Last month, a nine-month-old calf was orphaned on the same game farm, Tam Safaris Game Reserve on the outskirts of Cradock, when two adult rhinos were killed by poachers.

The latest incident brings the number of rhinos killed in the province since the beginning of the year to 14. A 15th survived.

The death toll for the first four months of the year has already equalled the figure for the whole of last year.

On Saturday, the newly orphaned calf was transported to the Shamwari Wildlife Rehabilitation Centre for treatment.

Devastated reserve co-owner Peter Tam said the carcass of the dehorned white rhino cow was found on Friday night.

The attack is thought to have taken place sometime between Thursday night and Friday morning.

“We suspect it is the same poachers that struck last month,” Tam said.

“The modus [operandi] is very similar and, like the other poachings, she was darted.

“The carcass was found in the same vicinity as the last poaching, suggesting they came back.

“It is infuriating and we are now looking at alternative measures in addition to our current anti-poaching unit.”

The cow’s horn had been surgically cut off.

‘The calf . . . did not leave her mother’s side,” Tam said.

“We alerted the vet and a decision was made to sedate the calf and transport her to the rehab centre for treatment.”

Tam said late yesterday that the calf had calmed down and was drinking.

“She is visibly traumatised but is doing well at the rehabilitation

centre,” he said. “We are all holding thumbs and it looks positive for now.”

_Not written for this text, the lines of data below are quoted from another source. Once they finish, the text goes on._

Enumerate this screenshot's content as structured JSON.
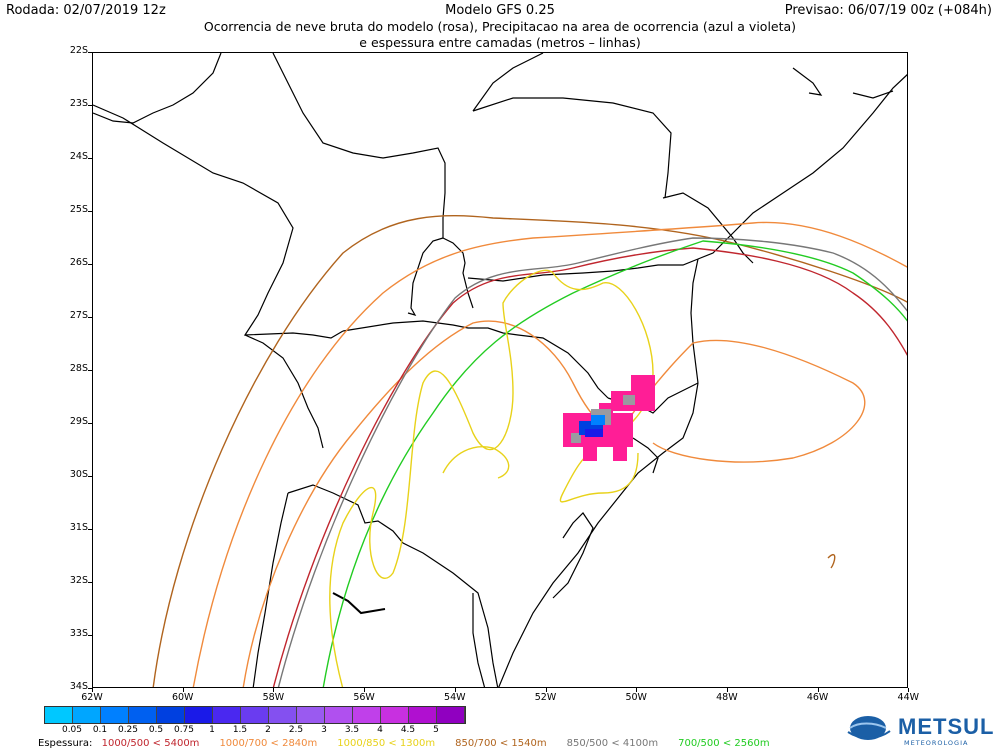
{
  "header": {
    "left": "Rodada: 02/07/2019 12z",
    "center": "Modelo GFS 0.25",
    "right": "Previsao: 06/07/19 00z (+084h)",
    "subtitle_1": "Ocorrencia de neve bruta do modelo (rosa), Precipitacao na area de ocorrencia (azul a violeta)",
    "subtitle_2": "e espessura entre camadas (metros – linhas)"
  },
  "latitude_labels": [
    "22S",
    "23S",
    "24S",
    "25S",
    "26S",
    "27S",
    "28S",
    "29S",
    "30S",
    "31S",
    "32S",
    "33S",
    "34S"
  ],
  "longitude_labels": [
    "62W",
    "60W",
    "58W",
    "56W",
    "54W",
    "52W",
    "50W",
    "48W",
    "46W",
    "44W"
  ],
  "colorbar": {
    "labels": [
      "0.05",
      "0.1",
      "0.25",
      "0.5",
      "0.75",
      "1",
      "1.5",
      "2",
      "2.5",
      "3",
      "3.5",
      "4",
      "4.5",
      "5"
    ],
    "colors": [
      "#00c8ff",
      "#00a6ff",
      "#0080ff",
      "#0060f0",
      "#0040e0",
      "#1a1ae8",
      "#4a28f0",
      "#6a3cf0",
      "#8450f0",
      "#9a5af0",
      "#b050ef",
      "#c040ea",
      "#c830e0",
      "#b010d0",
      "#9000c0"
    ]
  },
  "legend": {
    "label": "Espessura:",
    "items": [
      {
        "text": "1000/500 < 5400m",
        "color": "#c0262e"
      },
      {
        "text": "1000/700 < 2840m",
        "color": "#f08a3c"
      },
      {
        "text": "1000/850 < 1300m",
        "color": "#e8d21a"
      },
      {
        "text": "850/700 < 1540m",
        "color": "#b0641e"
      },
      {
        "text": "850/500 < 4100m",
        "color": "#777777"
      },
      {
        "text": "700/500 < 2560m",
        "color": "#22cc22"
      }
    ]
  },
  "logo": {
    "name": "METSUL",
    "tagline": "METEOROLOGIA"
  }
}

Tam hopes that offering the reward will have a positive outcome.

“Some of the most secure reserves with 24-hour patrols are being hit, so there is clearly nothing that deters these poachers,” he said.

“We have increased our security dramatically since the first incident and will continue to do what we can to protect our rhino.” The carcass and calf were found during a patrol. “We had done a patrol early on Friday morning but did not spot the rhino because of the low-lying bush,” Tam said.

“We patrolled most of the day and then found the carcass that evening and raised the alarm.”

This was the third poaching incident on the reserve this year alone.

Earlier this year, an adult bull, aged about 15, was found dead after it had been darted and dehorned.

“The No 1 issue at the moment for any rhino owner is whether keeping them on the farm is a viable option,” he said.

“We as private reserves are doing all we can but we need assistance from the government to ensure the safety of our animals.”

Experts have warned that the clampdown on poachers in the Kruger National Park has forced poaching syndicates to turn to the Eastern Cape.

Last week, three critically endangered black rhinos – two adults and a calf – were killed in the Great Fish River Nature Reserve near Grahamstown.

The Wilderness Foundation Africa has issued a R100 000 reward for information leading to the arrest and prosecution of rhino poachers operating in the Eastern Cape.

Anyone with information should contact the wildlife crime tip-off line, 078-696-9494.